# New enclosure!



## Dirkthejerk41 (Apr 8, 2013)

Finally got my colombian a 4x2x2 rather than his current 30 gal..... I know this will not be his permanent home, but it will definitely last him longer than the 30 lol. Got it for a steal!


----------



## TeguBuzz (Apr 8, 2013)

Good deal. Lets see some pics of your tegu and his new setup - if you don't mind!


----------



## Dirkthejerk41 (Apr 8, 2013)

Okay, Only problem is I dont know how to upload pictures


----------



## bfb345 (Apr 8, 2013)

upload to photo bucket post link here


----------



## Dirkthejerk41 (Apr 8, 2013)

Okay!

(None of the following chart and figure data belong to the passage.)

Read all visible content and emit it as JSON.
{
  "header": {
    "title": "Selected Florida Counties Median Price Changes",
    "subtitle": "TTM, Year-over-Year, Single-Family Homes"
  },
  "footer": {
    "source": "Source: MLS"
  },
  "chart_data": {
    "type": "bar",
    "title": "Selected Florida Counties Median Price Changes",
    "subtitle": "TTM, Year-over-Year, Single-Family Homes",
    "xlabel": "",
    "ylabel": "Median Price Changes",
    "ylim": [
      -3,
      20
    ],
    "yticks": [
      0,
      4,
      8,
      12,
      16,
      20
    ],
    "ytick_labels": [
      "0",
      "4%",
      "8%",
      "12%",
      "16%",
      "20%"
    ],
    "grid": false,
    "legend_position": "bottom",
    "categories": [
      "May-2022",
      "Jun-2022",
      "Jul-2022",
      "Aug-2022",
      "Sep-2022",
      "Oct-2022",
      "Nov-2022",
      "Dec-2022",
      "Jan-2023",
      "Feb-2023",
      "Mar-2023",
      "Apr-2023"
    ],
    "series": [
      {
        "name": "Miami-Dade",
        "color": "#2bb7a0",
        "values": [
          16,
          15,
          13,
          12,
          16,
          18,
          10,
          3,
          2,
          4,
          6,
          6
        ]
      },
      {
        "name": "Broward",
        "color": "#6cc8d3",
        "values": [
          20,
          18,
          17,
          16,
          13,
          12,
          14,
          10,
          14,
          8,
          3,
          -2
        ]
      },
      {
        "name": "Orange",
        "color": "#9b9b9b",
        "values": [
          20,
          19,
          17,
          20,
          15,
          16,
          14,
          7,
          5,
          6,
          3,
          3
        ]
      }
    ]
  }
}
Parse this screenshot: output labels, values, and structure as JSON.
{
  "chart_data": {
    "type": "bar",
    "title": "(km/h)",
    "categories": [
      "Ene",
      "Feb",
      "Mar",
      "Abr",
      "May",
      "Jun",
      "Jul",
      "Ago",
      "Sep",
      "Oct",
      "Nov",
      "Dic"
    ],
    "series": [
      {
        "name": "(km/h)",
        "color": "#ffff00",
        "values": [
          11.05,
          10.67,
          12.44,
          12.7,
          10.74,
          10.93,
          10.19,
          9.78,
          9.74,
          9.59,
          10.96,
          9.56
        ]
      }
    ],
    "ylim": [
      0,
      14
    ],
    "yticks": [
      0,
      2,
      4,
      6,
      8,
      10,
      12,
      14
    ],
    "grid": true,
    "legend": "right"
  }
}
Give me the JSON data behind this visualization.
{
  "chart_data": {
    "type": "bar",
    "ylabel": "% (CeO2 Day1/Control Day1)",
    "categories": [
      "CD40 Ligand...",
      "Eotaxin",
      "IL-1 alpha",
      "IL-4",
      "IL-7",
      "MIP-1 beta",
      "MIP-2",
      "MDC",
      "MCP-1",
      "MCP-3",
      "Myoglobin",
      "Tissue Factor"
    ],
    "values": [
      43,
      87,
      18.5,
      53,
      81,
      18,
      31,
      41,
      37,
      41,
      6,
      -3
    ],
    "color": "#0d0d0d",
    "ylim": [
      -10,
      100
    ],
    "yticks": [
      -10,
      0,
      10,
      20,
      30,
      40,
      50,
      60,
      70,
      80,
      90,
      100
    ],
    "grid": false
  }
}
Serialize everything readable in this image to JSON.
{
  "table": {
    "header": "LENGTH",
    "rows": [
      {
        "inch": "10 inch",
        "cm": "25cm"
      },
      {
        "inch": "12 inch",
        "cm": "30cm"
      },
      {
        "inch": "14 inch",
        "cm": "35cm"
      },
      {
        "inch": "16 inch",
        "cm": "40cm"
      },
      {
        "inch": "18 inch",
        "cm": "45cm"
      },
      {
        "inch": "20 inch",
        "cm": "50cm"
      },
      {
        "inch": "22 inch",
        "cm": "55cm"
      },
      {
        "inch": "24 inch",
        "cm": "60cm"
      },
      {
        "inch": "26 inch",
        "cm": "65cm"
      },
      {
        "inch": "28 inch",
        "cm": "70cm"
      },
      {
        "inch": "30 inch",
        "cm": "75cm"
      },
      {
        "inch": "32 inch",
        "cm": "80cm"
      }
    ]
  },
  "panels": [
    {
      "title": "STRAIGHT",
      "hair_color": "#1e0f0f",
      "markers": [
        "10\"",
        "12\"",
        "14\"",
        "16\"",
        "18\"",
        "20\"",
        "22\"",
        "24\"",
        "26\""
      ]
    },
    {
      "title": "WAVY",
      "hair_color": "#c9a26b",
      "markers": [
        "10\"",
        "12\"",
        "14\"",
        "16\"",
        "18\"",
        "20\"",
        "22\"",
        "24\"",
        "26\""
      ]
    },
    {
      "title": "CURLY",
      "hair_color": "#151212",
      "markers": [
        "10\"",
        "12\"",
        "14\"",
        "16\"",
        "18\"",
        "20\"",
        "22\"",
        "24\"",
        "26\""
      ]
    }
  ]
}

I'll try and get some pics tomorrow or the next day.


----------



## Dubya (Apr 8, 2013)

I just download the pics from my email to the desktop and click on "add attachment".


----------



## Raicardoso (Apr 8, 2013)

Nice! Since we live around the same area mind if i ask details about the cage? As in price / place. Did you get it from some people who make cages to sell or someone who had a cage they wanted to get rid of?


----------



## Dirkthejerk41 (Apr 8, 2013)

I got it from a guy in Keller, he seems to just be a hobbyist. It's a little beat up, but I can fix it up with no problem. Just needs some new screws here and there


----------



## Raicardoso (Apr 9, 2013)

Dirkthejerk41 said:


> I got it from a guy in Keller, he seems to just be a hobbyist. It's a little beat up, but I can fix it up with no problem. Just needs some new screws here and there



And let me know when you need to get rid of that cage. I could use a new cage for my beardie. I'd pay of course.


----------



## Dirkthejerk41 (Apr 9, 2013)

Ill actually reserve it for you. It may be sooner than later actually


----------



## Raicardoso (Apr 9, 2013)

Dirkthejerk41 said:


> Ill actually reserve it for you. It may be sooner than later actually


Appreciate it brotha!


----------



## Dirkthejerk41 (Apr 9, 2013)

For sure, I pm'ed you.


----------